Score : $800$ points

Problem Statement

We have a grid with $N \times M$ squares. You will fill every square with an integer between $1$ and $25$ (inclusive). Let $a_{i,j}$ be the integer to be written in the square at the $i$-th row from the top and $j$-th column from the left.

Find a way to fill the squares to satisfy the condition below. It can be proved that, under the Constraints of this problem, such a way always exists.
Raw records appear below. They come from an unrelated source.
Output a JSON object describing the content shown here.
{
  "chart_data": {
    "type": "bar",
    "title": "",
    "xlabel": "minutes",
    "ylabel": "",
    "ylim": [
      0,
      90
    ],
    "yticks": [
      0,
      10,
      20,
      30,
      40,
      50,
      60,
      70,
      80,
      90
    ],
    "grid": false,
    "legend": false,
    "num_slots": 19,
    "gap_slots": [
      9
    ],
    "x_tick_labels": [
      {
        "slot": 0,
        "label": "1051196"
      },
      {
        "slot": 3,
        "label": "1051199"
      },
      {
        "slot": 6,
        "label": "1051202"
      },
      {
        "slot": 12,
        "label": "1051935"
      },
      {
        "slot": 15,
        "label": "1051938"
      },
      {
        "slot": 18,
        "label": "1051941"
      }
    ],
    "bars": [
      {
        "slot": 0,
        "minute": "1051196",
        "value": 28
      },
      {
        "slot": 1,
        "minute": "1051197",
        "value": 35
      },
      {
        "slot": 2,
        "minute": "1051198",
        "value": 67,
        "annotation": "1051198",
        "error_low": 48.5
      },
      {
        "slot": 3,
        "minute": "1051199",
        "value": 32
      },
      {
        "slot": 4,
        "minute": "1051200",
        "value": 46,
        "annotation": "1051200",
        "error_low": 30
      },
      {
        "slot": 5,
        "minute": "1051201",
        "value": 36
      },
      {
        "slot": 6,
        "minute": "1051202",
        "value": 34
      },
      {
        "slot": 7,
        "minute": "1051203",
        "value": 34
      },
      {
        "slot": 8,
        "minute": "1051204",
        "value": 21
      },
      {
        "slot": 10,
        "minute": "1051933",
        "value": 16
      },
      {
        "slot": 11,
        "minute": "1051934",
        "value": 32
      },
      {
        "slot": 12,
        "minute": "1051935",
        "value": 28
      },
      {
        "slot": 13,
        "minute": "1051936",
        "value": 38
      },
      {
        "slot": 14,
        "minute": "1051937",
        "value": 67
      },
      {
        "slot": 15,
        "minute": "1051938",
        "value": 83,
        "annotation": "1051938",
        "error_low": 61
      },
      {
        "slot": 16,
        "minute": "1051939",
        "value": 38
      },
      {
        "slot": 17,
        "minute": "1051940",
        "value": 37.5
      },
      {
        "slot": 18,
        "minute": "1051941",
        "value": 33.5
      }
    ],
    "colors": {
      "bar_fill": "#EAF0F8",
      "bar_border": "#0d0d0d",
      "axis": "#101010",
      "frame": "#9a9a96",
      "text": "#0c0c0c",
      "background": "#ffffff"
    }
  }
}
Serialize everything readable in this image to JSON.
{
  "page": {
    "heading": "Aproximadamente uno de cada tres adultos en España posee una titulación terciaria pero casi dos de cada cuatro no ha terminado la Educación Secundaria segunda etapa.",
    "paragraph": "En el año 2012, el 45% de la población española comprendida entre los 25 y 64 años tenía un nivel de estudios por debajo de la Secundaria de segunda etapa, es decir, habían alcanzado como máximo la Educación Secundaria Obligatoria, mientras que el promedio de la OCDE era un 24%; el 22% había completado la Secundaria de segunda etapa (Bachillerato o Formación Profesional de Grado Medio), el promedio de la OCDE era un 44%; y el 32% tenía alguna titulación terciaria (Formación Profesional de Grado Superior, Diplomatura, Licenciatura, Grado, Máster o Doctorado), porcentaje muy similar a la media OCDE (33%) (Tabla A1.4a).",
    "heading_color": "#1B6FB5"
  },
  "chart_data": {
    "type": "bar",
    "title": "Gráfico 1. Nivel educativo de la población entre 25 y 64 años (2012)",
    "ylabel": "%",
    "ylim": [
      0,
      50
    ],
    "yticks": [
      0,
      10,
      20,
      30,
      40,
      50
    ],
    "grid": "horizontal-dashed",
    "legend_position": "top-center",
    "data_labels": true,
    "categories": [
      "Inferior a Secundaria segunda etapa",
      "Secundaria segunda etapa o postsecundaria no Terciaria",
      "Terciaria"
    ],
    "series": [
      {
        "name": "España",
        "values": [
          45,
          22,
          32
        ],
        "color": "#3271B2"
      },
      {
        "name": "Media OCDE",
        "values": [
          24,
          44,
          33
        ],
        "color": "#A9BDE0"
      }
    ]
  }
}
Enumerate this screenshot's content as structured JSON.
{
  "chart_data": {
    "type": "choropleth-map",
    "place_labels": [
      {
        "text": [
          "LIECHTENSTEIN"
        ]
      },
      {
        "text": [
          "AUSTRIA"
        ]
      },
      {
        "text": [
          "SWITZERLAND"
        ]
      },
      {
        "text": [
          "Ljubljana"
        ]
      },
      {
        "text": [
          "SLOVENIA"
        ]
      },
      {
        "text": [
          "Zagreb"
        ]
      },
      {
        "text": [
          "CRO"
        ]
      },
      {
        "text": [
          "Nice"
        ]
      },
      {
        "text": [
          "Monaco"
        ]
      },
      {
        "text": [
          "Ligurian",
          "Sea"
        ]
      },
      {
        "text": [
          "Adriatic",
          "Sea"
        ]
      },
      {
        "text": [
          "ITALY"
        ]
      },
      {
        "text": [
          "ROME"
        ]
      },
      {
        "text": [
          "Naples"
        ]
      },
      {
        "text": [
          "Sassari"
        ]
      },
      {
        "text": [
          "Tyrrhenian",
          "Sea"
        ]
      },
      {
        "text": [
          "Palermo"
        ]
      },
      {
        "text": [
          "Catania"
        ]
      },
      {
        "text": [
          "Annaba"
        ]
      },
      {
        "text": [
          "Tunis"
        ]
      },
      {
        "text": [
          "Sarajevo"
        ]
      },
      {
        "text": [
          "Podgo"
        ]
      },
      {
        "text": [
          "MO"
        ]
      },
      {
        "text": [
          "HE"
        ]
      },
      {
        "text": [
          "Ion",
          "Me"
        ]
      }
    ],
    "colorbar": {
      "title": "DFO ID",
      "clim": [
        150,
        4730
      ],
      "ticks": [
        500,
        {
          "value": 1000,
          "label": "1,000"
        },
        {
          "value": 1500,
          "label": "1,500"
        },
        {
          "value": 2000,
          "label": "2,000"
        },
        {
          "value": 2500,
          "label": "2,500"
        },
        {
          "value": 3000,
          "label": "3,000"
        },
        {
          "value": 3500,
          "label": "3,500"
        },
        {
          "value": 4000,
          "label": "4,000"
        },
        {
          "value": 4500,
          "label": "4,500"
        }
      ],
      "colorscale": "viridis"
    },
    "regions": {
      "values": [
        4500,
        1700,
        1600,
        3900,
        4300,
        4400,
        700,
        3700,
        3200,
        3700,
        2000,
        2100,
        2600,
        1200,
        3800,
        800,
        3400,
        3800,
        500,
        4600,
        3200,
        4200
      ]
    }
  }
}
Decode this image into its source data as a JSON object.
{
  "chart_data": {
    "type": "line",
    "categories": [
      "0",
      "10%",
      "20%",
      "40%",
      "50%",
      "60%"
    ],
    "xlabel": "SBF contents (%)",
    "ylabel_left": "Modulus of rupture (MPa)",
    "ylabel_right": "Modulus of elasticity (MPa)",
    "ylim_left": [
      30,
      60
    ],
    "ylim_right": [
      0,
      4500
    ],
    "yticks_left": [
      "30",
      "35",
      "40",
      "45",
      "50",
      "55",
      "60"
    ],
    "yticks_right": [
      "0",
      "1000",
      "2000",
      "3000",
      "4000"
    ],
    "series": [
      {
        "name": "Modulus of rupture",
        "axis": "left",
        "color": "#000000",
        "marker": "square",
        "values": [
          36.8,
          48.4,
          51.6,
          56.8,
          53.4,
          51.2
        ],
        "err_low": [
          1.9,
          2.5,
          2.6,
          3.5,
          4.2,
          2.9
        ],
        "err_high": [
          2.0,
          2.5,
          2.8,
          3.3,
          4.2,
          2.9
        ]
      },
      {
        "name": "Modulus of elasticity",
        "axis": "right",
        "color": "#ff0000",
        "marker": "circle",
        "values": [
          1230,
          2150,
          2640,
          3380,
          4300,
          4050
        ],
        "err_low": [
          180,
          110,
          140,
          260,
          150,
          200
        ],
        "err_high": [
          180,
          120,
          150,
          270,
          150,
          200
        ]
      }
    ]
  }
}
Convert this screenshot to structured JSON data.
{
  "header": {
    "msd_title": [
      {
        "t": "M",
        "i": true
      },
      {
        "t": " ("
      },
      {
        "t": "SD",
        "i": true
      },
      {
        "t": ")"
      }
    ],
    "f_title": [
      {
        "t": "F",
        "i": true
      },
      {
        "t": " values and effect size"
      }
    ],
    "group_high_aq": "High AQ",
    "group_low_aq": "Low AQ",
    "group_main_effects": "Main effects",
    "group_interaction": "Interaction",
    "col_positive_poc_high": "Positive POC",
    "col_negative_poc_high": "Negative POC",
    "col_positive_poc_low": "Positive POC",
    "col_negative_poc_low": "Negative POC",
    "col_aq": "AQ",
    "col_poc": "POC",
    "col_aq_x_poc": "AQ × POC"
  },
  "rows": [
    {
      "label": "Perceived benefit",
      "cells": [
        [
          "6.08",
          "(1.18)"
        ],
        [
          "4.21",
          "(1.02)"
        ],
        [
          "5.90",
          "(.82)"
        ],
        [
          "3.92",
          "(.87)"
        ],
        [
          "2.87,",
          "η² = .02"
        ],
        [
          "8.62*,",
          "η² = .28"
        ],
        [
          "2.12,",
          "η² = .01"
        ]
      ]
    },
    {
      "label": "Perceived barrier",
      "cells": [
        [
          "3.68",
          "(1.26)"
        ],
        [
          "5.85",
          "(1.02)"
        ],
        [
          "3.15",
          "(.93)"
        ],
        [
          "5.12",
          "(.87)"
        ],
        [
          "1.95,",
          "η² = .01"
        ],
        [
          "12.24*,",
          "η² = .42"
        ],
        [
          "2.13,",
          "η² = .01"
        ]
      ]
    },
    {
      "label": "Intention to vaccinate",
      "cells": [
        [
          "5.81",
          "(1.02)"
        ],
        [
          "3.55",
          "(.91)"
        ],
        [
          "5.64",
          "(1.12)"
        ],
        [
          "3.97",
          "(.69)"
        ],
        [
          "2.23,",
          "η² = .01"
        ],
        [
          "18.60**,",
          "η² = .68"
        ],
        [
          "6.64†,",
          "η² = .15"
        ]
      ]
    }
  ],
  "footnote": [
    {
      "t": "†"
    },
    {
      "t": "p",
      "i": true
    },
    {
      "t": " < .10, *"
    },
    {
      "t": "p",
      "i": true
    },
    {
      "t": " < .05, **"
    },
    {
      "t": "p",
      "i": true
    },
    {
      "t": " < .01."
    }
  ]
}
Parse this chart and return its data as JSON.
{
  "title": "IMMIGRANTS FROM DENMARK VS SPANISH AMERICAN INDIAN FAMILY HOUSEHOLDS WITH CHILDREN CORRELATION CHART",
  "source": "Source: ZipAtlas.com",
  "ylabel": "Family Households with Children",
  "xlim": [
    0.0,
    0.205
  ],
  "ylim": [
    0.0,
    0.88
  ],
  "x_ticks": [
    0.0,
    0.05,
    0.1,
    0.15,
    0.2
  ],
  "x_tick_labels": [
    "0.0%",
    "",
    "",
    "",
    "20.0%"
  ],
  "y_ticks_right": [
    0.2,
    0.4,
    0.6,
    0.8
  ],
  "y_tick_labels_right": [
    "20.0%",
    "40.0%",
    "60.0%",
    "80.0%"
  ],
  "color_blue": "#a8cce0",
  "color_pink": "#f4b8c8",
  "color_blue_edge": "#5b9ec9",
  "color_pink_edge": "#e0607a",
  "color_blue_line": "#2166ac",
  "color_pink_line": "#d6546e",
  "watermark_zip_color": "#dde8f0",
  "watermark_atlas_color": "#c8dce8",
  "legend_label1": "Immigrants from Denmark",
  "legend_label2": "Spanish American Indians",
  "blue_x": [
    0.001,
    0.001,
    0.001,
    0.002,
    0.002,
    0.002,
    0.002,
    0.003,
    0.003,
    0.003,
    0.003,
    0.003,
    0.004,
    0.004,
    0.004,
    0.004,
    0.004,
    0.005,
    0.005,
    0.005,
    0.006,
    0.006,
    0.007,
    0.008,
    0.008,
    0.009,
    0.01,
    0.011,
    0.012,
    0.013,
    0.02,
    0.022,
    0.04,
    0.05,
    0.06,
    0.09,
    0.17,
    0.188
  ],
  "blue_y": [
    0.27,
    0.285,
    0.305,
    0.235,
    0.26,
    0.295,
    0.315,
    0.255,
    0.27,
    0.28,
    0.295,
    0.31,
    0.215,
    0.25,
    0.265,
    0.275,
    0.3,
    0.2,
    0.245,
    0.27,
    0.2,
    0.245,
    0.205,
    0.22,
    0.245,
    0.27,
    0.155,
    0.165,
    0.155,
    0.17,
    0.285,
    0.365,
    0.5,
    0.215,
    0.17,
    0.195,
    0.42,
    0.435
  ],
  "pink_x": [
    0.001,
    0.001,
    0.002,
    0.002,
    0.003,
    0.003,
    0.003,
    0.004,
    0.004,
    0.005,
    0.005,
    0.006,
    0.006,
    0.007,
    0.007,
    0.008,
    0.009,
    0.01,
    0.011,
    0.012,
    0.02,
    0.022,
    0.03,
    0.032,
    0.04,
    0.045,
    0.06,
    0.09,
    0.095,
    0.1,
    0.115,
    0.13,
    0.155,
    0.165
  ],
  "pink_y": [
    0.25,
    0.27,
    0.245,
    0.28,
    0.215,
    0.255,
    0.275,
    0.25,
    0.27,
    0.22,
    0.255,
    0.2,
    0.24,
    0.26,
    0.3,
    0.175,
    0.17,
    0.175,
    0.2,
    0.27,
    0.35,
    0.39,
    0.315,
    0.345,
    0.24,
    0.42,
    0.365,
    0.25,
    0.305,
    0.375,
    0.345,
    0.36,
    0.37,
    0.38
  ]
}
• For any integers $1\leq x_1 < x_2\leq N,1\leq y_1 < y_2 \leq M$, it must not be the case that $a_{x_1,y_1},a_{x_1,y_2},a_{x_2,y_1},a_{x_2,y_2}$ are all equal.

Constraints

• $2 \leq N , M \leq 500$
• All values in input are integers.

Input

Input is given from Standard Input in the following format:

$N$ $M$

Output

Print one way to fill the squares to satisfy the condition, in the format below:

$a_{1,1}$ $a_{1,2}$ $\ldots$ $a_{1,M}$

$a_{2,1}$ $a_{2,2}$ $\ldots$ $a_{2,M}$

$\vdots$

$a_{N,1}$ $a_{N,2}$ $\ldots$ $a_{N,M}$

If there are multiple solutions, printing any of them will be accepted.

2 3

1 1 1
1 2 3

$(x_1,x_2,y_1,y_2)$ can be one of $(1,2,1,2),(1,2,2,3),(1,2,1,3)$.

For any of them, the numbers written in the squares are not all equal, so this output satisfies the condition.